Inter’s short passing and the wingbacks
One route in which Inter advanced the ball was through short, quick passing combinations. In the image below, we again see that Brozović had enough time and space to pass the ball to Barella due to the lack of pressure from Udinese.
During the attacking phase, Milan looked to exploit the full width of the field, pushing their wing-backs high and wide and stretching Udinese’s midfield. The two wing-backs, Young and Moses provided the width.
Here, we see Both Ashley Young and Moses providing the width at the flanks. The front-2 would get narrow to open up the spaces on the flanks with Eriksen playing in between the lines. Moses and Vecino often combined to create a 2v2 situation on the right flank.
Lukaku the Target Man and Inter’s pressing
In this game also, Inter tried to utilize the physicality of Lukaku in their build-up play, driving balls into the center of the field for him to hold up. he provided a focal point from which the rest of the team could construct attacks.
Here, we see Lukaku, providing an outlet for pressurized defenders or midfielders to play the pass to. This was a frequent component of Inter’s play. From these passes, Lukaku would typically play the ball wide to either his supporting forwards or the wing-backs, to transition the ball to the flanks for crossing opportunities. Lukaku would often drop deep into the false-9 position to hold up the ball.

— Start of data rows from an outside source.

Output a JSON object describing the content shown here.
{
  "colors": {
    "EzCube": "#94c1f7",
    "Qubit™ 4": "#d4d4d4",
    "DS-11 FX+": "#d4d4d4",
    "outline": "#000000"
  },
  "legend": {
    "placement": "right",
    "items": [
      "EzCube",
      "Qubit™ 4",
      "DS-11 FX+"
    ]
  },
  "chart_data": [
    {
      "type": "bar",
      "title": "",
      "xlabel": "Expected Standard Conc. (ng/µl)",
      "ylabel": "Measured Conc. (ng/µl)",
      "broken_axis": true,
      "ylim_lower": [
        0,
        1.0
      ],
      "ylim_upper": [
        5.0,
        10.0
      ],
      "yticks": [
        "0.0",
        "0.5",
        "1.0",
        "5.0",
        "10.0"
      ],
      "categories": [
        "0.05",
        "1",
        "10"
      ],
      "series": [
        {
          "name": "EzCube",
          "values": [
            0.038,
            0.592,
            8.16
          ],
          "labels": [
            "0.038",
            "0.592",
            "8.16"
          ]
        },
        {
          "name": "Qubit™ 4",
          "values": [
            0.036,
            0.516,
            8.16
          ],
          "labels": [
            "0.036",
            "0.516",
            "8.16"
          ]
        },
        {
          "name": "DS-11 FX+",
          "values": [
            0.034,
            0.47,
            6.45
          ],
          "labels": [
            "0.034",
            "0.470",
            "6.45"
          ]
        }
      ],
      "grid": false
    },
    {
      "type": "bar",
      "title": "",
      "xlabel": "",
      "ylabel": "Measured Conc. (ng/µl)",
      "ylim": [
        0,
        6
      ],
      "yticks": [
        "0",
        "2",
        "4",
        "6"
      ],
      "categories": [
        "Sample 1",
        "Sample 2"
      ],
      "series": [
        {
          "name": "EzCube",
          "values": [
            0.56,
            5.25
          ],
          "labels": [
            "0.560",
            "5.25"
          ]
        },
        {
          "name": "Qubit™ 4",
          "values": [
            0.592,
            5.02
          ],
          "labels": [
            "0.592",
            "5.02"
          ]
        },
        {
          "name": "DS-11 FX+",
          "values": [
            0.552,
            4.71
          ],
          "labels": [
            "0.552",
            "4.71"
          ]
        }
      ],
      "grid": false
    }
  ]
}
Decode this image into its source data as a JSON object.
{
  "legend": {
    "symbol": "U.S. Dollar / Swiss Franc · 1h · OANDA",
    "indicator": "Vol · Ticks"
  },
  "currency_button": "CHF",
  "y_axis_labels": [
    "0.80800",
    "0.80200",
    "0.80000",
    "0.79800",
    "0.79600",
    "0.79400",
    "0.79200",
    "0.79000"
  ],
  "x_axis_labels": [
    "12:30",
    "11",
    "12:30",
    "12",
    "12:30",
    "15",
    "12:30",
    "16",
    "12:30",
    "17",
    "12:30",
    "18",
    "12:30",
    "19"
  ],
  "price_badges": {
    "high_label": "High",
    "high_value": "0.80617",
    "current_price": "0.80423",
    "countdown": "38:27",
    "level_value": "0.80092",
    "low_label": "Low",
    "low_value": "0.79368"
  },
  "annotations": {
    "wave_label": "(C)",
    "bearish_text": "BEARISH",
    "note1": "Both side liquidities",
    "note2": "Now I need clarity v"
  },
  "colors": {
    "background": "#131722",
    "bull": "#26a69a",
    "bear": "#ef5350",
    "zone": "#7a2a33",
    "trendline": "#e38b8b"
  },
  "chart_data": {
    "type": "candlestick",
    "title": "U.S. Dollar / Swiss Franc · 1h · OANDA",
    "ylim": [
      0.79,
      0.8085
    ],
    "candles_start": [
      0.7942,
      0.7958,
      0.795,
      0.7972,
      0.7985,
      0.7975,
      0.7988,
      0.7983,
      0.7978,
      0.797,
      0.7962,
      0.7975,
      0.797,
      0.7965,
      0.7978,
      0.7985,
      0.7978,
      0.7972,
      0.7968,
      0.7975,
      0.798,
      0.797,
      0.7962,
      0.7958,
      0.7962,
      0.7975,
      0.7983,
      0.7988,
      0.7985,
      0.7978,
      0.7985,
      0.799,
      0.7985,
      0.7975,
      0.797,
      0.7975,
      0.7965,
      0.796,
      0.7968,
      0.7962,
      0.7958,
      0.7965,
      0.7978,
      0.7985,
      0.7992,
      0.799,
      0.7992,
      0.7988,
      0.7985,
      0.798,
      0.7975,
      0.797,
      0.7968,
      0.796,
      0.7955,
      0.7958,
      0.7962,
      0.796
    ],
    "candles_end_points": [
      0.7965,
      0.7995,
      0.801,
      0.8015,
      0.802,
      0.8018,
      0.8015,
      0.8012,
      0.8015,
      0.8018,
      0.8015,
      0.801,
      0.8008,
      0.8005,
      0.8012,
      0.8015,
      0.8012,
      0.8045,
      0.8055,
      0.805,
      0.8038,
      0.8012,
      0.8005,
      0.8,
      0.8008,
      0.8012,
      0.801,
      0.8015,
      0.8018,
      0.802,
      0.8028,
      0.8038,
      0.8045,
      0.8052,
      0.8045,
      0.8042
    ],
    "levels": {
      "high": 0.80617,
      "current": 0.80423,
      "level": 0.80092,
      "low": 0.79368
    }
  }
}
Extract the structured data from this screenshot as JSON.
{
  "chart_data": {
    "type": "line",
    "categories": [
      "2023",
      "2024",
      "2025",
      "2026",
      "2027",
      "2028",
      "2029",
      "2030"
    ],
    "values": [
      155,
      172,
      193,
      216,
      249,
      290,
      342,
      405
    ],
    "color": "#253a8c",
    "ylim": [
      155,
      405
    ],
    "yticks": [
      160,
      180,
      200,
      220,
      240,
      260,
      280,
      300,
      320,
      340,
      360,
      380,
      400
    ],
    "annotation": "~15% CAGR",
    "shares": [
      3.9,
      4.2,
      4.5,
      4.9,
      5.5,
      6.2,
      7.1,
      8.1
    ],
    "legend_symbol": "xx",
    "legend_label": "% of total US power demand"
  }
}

In addition to the above, During the buildup phase of Udinese, Inter were pressing with 5 men and Eriksen was tasked to mark Mandragora who was in charge of receiving the first ball from the center-backs so as to cut off the passing lanes and forced Udinese to go either long or to pass the ball in the wide areas.
Udinese’s counter-attack and Wing-backs.
Without possession, Inter had a formation of 5-3-2, both the Inter’s wing-backs would drop deep in the defense to form a line of back-5. As mentioned earlier, Udinese’s wing-backs additionally joined the attack in the wide areas when Udinese held possession in order to attempt fast counter-attacks.
Udinese tried to use the pace of Fafana on the counter-attacks, he would often combine with Sema on the left flank. Most of the Udinese’s attacks came from the left flank.
Inter fans will no doubt be pleased with their side’s win against Udinese. The attacking tactics set out by Conte brilliantly bypassed Udinese’s defensive block, and the individual skill of the defensive players in his side were able to halt Udinese from scoring on the few opportunities they had. Conte’s side were incredibly well organized out of possession and made good decisions on when to counter, when to play forwards and when to keep the ball.
For Udinese, it was a disappointing result, they have now lost 12 games in this season, at times showed some excellent counter-attacking play but they struggled to break down a well-organized Inter side.